Partnerships with local pro-Beijing groups and publications: In 2016, Xinhua signed a content sharing agreement with the state-owned Associated Newspapers of Ceylon Limited. At least one of its papers, the English-language Daily News, regularly reprinted Xinhua content between 2019-2021.

Subsidized journalist trips: The Chinese government has arranged visits to China for journalists since at least 2010. In December 2018, the Sri Lanka-China Journalists Forum signed an agreement with Chongqing Normal University to establish journalist exchanges. In October 2019, the first batch of journalists from Sri Lanka under this agreement were invited to a month-long media training hosted by Chongqing Normal University, for a total of 18 participants.

Press Freedom ‘Censorship and intimidation’: Journalists and commentators in Sri Lanka critical of the Chinese government or its involvement in the country have reported multiple attempts by the Chinese embassy or other PRC-linked and pro-PRC actors to intimidate them into issuing apologies or removing content. On several occasions from 2019 to 2021, the Chinese embassy in Sri Lanka issued press releases or tweets from its official Twitter account that had strong or intimidating language. For instance, the embassy mocked comments made by researcher Sanjana Hattotuwa about social media shutdowns.

On April 27, 2021, the Colombo Gazette, an online paper which throughout the coverage period has published articles critical of China, including of the situation in Xinjiang, experienced a distributed denial-of-service (DDoS) attack that was traced to an IP address in China.
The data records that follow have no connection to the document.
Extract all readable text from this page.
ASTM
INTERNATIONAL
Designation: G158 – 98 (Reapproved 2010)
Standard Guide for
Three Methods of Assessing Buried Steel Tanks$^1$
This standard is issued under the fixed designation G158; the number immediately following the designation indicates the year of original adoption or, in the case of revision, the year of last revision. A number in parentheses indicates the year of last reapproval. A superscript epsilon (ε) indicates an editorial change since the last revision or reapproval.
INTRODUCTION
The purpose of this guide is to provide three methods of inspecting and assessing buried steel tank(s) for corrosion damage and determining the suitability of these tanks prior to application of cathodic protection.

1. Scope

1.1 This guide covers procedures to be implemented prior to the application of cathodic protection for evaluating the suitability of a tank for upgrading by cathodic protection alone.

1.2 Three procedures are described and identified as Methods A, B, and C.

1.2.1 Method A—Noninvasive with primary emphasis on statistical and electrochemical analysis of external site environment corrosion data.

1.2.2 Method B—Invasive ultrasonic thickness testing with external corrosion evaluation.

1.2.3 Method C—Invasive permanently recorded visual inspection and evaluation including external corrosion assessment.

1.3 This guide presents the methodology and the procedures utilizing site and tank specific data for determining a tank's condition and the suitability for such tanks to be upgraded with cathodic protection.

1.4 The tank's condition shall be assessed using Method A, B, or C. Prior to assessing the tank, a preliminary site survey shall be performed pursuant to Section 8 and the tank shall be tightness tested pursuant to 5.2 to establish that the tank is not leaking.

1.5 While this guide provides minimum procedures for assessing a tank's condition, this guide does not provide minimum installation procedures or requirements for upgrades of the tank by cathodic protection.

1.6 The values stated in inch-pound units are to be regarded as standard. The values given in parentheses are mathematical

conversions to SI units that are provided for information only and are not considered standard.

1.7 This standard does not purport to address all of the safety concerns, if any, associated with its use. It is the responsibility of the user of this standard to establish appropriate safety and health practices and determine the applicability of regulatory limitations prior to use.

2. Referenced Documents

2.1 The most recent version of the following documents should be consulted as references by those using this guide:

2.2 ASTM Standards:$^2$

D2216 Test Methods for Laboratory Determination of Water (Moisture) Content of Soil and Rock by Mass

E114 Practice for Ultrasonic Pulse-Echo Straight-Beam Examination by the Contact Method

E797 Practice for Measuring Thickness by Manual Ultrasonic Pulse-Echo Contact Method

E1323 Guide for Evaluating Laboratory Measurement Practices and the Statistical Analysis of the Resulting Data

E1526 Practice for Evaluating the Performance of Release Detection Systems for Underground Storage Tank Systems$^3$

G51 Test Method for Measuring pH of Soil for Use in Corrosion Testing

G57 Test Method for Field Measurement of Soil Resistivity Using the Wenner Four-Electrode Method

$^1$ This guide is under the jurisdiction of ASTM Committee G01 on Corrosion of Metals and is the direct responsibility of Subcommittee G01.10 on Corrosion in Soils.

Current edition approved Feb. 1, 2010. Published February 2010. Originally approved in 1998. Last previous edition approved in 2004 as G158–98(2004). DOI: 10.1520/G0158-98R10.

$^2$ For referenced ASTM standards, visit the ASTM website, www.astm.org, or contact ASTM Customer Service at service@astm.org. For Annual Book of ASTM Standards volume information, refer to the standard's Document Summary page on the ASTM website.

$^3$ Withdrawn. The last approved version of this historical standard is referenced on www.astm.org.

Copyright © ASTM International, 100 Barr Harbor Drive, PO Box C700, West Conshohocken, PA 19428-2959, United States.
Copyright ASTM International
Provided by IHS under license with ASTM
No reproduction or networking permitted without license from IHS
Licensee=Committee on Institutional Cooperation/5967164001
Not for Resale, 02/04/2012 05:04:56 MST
The incident was reminiscent of a similar attack that occurred in March of 2020 that was also linked to a Chinese IP address.

What are things going to be like in future?

The relative success to date of their activity on global social media platforms, Chinese state outlets may continue or increase investment in the coming years to expand their influence in Sri Lanka. This may include:

  • Targeting youth in local language
  • Approaching the new government and exerting pressure on local media to cover China in ways that align with its interest.
  • Financial troubles in the media industry may reflect to the increase in attractiveness of paid ads etc. that may increase Chinese state media influence.